Market review

In December 2022, hard-currency emerging market debt1 returned +0.33%, while local-currency emerging market debt2 returned +2.16%. In 2022 as a whole, hard-currency emerging market debt has returned -17.78%, while local-currency emerging market debt has returned -11.69%.

In hard-currency emerging market debt, there was a negative impact from US treasury yields, with the 10-year treasury yield rising by 27 basis points (bps) over the month to 3.88%. However, spreads moved in a more favourable way, with a tightening of 15bps over the month. Coupled with sizeable coupon income, the overall total return for the month was still positive. In local currency debt, the main positive driver over the month was FX, as emerging market currencies benefit from US dollar weakness over the period.

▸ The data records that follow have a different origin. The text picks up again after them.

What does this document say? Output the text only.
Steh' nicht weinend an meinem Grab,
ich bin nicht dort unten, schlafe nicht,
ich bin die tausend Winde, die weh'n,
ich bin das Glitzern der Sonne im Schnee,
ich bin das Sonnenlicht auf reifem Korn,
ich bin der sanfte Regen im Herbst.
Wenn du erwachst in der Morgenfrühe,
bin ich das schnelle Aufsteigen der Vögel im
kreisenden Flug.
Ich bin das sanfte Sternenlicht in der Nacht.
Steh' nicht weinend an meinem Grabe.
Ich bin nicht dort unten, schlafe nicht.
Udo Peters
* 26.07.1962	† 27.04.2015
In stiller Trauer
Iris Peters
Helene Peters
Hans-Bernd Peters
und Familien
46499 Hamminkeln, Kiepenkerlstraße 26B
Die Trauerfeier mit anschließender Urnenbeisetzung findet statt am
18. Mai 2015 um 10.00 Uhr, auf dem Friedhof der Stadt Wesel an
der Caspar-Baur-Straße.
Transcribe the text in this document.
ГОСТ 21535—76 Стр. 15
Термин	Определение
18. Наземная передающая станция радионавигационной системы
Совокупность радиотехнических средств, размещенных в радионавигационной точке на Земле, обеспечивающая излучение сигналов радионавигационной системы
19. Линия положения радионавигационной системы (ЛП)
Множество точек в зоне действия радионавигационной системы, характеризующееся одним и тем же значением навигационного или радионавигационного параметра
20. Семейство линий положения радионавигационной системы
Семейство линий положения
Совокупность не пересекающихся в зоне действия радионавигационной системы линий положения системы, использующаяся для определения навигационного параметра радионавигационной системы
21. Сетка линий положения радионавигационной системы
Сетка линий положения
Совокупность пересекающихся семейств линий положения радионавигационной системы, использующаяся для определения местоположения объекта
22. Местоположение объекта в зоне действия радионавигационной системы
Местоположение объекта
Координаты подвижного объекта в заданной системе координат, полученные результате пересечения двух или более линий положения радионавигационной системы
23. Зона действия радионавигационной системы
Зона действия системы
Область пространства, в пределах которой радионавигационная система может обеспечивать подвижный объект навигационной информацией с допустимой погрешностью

The strong rally in emerging market debt toward the end of the year has reduced some of the value we had seen opening up in certain areas of the market, however, we remain cautiously optimistic on the asset class as a whole. The reopening of China, and the hopes Federal Reserve managing a ‘soft-landing’, are the key driving reasons for the improvement in sentiment and improved performance of risk assets toward the end of the year. If US inflation data continues to come in below consensus, this is likely to lead to further pricing out of rate hikes and thus provide a boost to emerging market currencies, as dollar strength founded on interest rate differentials should lose further steam.

Less positively, It is likely that, given low levels of primary issuance in 2022, we will begin to see more primary market activity from January, which provides a negative supply outlook. However, despite the technical headwind of likely increased primary issuance, EM remains an underweight for global investors, which should provide some support to the asset class as sentiment improves and flows return.

With global food and energy prices having peaked, we believe that inflation should decelerate in 2023, and we have begun to see some emerging market central banks pause their rate tightening cycles. Brazil and Chile are countries that are leading the way in this regard.


1As measured by the JP Morgan EMBI Global Diversified index

2As measured by the JP Morgan GBI-EM Global Diversified index (unhedged in US dollar terms)



Fixed income securities are subject to certain risks including, but not limited to: interest rate (changes in interest rates may cause a decline in the market value of an investment), credit (changes in the financial condition of the issuer, borrower, counterparty, or underlying collateral), prepayment (debt issuers may repay or refinance their loans or obligations earlier than anticipated), call (some bonds allow the issuer to call a bond for redemption before it matures), and extension (principal repayments may not occur as quickly as anticipated, causing the expected maturity of a security to increase).